The concentration of $KI$ and $KCl$ in a certain solution containing both is $0.001 \, M$ each. If $20mL$ of this solution is added to $20mL$ of a saturated solution of $AgI$ in water.

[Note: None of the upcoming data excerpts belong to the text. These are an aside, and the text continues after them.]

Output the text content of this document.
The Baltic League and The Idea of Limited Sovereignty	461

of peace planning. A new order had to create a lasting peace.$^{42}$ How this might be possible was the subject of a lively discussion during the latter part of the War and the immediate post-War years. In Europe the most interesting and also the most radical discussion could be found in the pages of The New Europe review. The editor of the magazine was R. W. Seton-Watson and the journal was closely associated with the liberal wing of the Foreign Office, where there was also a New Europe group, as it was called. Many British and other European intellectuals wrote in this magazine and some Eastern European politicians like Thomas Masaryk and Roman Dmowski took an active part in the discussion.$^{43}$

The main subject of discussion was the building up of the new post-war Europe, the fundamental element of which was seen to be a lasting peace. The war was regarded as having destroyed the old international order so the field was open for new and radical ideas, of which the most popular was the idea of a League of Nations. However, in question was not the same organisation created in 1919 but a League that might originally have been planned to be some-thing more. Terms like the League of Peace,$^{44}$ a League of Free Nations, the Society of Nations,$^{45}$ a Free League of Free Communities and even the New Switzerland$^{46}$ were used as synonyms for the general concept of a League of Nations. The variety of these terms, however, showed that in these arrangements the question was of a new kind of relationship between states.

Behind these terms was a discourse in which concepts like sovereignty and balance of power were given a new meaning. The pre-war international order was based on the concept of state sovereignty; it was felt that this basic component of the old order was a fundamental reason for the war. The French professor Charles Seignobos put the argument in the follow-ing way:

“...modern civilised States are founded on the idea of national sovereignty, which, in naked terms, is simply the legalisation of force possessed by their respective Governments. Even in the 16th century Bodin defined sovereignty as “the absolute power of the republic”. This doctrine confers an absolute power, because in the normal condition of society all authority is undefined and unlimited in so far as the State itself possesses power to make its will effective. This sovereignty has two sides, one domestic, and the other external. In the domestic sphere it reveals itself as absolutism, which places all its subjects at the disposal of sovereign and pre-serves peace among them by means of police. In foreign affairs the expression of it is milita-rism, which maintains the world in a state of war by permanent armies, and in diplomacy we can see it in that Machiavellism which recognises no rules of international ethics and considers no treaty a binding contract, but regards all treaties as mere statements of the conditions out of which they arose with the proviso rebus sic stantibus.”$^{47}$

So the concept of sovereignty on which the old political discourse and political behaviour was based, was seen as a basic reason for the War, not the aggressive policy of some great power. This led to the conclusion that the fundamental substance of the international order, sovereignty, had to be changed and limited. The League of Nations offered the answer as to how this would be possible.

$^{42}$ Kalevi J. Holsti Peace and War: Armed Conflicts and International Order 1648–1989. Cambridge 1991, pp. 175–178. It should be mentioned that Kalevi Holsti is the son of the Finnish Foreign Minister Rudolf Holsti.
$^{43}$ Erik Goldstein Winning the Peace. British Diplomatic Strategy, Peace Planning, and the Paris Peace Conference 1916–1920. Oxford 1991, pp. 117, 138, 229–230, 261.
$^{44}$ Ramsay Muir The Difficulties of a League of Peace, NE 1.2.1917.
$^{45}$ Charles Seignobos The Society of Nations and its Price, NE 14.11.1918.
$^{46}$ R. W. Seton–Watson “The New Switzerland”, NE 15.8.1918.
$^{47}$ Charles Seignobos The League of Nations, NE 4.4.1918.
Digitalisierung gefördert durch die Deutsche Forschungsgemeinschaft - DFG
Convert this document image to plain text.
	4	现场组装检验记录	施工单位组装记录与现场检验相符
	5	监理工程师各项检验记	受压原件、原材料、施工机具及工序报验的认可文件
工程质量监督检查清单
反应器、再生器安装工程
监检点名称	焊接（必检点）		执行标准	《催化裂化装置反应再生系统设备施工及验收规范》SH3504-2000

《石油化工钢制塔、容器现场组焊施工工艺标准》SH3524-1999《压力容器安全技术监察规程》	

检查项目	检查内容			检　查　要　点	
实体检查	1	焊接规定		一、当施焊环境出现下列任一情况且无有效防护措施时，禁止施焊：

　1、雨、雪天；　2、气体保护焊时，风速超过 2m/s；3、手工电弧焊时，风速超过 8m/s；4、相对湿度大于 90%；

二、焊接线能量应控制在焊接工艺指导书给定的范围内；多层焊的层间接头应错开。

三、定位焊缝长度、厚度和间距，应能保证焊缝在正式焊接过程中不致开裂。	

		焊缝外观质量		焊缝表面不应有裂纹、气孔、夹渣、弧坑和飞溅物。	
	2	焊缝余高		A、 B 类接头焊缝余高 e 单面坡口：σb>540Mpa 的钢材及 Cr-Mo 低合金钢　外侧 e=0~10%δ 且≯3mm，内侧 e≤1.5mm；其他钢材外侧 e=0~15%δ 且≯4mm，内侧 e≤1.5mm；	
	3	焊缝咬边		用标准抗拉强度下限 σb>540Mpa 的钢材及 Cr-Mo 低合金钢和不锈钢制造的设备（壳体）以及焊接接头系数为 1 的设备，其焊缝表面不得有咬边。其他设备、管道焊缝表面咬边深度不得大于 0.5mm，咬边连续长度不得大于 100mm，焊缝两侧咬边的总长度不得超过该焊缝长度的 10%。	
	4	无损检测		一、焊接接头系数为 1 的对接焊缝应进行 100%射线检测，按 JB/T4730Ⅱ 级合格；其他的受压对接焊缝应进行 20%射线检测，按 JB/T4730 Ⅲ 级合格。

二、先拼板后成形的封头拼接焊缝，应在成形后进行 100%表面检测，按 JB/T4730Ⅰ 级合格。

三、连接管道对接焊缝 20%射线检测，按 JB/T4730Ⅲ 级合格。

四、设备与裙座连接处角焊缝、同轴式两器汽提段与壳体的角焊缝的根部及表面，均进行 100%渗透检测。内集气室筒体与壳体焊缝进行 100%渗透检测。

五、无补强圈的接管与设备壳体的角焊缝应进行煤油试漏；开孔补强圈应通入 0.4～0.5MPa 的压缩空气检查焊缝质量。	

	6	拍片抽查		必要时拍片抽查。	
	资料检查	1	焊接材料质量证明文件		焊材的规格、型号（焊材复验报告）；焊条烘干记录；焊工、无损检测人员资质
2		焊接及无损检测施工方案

What will happen ?
$\left(K_{sp} \, of \, AgCl = \left(10\right)^{- 10} ; \, K_{sp} \, of \, AgI = \left(10\right)^{- 16}\right)$

• A. $\text{AgI}$ will be precipitated
• B. $\text{AgCl}$ will be precipitated
• C. Both $\text{AgCl}$ and $\text{AgI}$ will be precipitated
• D. There will be no precipitate

Answer 1

Answer: (A)

$\left[\text{I}^{-}\right]_{\text{solution}_{\text{I}}} = 1 0^{- 3} \text{M}$
$\left[\text{Cl}^{-}\right]_{\text{solution}_{\text{I}}} = 1 0^{- 3} \text{M}$
$\left(\left[\left(\text{Ag}\right)^{+}\right]\right)_{\text{solution } \left(\text{II}\right)} =$ $\sqrt{\text{K}_{\text{sp}}} = 1 0^{- 8} \text{M}$
$\left(\left[\left(\text{I}\right)^{-}\right]\right)_{\text{solution } \left(\text{II}\right)} =$ $\sqrt{\text{K}_{\text{sp}}} = 1 0^{- 8} \text{M}$ . on mixing the equal volume of two solutions.
$\left[\text{I}^{-}\right] = \frac{1 0^{- 3} + 1 0^{- 8}}{2} = \frac{1 0^{- 3} \left[1 + 1 0^{- 5}\right]}{2}$ $\approx \, 5\times 10^{- 4} \, \text{M}$
$\left[\text{Cl}^{-}\right] = \frac{1 0^{- 3}}{2} \text{M}$
$\left[\text{Ag}^{+}\right] =$ $ \, \frac{10^{- 16}}{5 \times 10^{- 4}} \, \, =2\times 10^{- 13}$
$\left[\text{K}_{\text{IP}}\right]_{\text{AgI}} = \frac{1 0^{- 8}}{2} \times \frac{1 0^{- 3} \left[1 + 1 0^{- 5}\right]}{2} \approx \frac{1 0^{- 1 1}}{4} > \text{K}_{\text{sp}} \text{AgI}$
$\left[\text{K}_{\text{IP}}\right]_{\text{AgCl}} = \frac{1 0^{- 8}}{2} \times \frac{1 0^{- 3}}{2} \approx \frac{1 0^{- 1 1}}{4} < \text{K}_{\text{sp}} \text{AgCl}$
Hence $\text{AgI}$ will be precipitated, but $\text{AgCl}$ will not be precipitated.